Responsabilité pour faute en cas de rupture brutale des relations commerciales établies

En matière contractuelle, les parties sont libres de s’engager et à l’inverse de se délier de leurs engagements.

Un contrat peut être résilié sans motif, dès lors que les conditions fixées au contrat et les dispositions légales applicables sont respectées.

L’article L.442-6 du code de commerce sanctionne en revanche « la rupture abusive d’une relation commerciale établie », notamment lorsqu’elle est la conséquence d’une résiliation prononcée sans préavis.

Ce texte vie à instaurer un équilibre entre d’un côté le principe de la liberté contractuelle et de l’autre, les intérêts de l’entreprise lésée par le comportement de son cocontractant.
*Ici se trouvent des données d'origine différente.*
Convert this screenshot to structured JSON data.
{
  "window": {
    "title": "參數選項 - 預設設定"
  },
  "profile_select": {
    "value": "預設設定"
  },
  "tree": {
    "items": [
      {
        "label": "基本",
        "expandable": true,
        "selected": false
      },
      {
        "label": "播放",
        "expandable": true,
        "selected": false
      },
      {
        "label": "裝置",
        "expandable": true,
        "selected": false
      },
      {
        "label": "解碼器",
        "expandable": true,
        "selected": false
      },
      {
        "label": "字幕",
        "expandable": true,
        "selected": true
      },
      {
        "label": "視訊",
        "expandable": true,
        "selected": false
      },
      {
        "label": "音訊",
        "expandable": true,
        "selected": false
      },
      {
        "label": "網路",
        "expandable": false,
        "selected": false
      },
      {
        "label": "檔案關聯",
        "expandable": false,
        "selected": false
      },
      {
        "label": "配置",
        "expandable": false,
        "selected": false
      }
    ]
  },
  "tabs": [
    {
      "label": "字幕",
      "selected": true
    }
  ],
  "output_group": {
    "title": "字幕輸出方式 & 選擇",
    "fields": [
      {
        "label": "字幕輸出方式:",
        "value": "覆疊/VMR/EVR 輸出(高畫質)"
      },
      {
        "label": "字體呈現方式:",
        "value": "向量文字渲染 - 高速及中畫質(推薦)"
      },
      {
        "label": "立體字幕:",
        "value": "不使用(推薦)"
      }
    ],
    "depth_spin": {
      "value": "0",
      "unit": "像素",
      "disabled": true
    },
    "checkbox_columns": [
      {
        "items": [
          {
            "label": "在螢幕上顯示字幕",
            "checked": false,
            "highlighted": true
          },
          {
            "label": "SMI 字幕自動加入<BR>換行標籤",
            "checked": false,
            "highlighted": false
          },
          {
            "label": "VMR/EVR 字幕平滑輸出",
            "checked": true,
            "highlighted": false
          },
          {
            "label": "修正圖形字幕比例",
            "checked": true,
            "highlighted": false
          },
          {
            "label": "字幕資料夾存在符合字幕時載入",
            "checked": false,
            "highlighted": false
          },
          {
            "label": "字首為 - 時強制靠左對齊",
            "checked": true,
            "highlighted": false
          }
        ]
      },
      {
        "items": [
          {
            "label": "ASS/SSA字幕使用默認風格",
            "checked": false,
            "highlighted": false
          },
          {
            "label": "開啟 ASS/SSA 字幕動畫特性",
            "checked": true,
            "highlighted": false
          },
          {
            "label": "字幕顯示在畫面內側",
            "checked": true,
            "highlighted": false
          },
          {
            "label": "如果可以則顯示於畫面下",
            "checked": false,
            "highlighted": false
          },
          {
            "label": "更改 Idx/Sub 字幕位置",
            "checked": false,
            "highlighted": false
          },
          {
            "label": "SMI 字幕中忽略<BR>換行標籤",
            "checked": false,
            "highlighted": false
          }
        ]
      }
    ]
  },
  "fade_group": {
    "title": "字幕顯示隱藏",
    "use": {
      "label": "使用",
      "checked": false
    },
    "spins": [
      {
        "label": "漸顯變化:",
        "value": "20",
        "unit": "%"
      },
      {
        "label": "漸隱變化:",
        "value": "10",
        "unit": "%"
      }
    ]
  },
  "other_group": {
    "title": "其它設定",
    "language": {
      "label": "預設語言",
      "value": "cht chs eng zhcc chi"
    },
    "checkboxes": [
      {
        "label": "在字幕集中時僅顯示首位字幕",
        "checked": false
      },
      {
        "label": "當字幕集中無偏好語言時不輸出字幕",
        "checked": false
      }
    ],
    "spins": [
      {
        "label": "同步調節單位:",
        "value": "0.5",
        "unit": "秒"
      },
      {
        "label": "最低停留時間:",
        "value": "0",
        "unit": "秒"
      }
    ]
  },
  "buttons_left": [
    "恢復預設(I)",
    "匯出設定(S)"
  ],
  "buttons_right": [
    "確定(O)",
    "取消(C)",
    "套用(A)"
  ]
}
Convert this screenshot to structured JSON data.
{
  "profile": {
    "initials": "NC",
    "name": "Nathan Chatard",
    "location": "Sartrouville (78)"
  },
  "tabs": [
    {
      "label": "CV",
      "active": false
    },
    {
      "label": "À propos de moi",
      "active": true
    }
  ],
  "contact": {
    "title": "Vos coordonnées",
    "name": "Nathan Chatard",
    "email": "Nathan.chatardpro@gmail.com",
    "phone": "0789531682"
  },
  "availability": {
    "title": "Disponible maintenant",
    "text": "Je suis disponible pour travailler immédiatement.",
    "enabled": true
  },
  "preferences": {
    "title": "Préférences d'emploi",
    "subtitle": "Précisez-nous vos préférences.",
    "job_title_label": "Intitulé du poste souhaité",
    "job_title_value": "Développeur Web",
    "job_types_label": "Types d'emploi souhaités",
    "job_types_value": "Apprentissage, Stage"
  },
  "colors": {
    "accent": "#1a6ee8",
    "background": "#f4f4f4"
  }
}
Un arrêt rendu par la Chambre Commerciale de la Cour de Cassation permet d’illustrer comment les juges apprécient la faute du cocontractant indélicat. 

En l’espèce, une société avait confié à une seconde la distribution exclusive de produits de sa marque sur le sol italien.

Le contrat avait été conclu le 1er septembre 1998 pour une durée initiale de trois ans, renouvelable par tacite reconduction.

Faisant grief d’une mauvaise gestion des stocks, le contrat a été résilié par la première société par courrier du 29 mars 2013, avec prise d’effet au 31 août 2013.

La société distributrice a estimé que la résiliation avait été prononcée de manière fautive et réclamait en conséquence réparation de son préjudice, soit en l’espèce le coût de la valeur du stock à reprendre outre les frais de stockage.

Le cœur du débat portait sur l’appréciation du comportement de l'auteur de la rupture qui, en même temps qu’il invoquait une faute de son cocontractant (circonstance qui peut justifier une résiliation immédiate) avait accordé un préavis réduit, plus court que celui prévu au contrat.

La Cour d'appel de Paris avait considéré qu’aucune faute n’avait été commise par la société à l’initiative de la résiliation dans la mesure où le préavis accordé était suffisant, raisonnable, au regard de la gravité des fautes commises par la société distributrice.

Cet arrêt est cassé, la Cour de Cassation sanctionnant le raisonnement des juges d’appel qui auraient dû analyser le comportement de la société distributrice pour qualifier une faute avant de statuer sur l’opportunité d’accorder un préavis réduit.

L’intérêt de cette décision porte sur le fait que la Cour de Cassation semble admettre, malgré la cassation, qu’un préavis prévu dans un contrat puisse être réduit en présence d'une faute d’une certaine gravité imputable au cocontractant.

Elle rappelle en sus qu’un contrat ne peut être rompu sans préavis qu’en cas de faute grave commise par son cocontractant.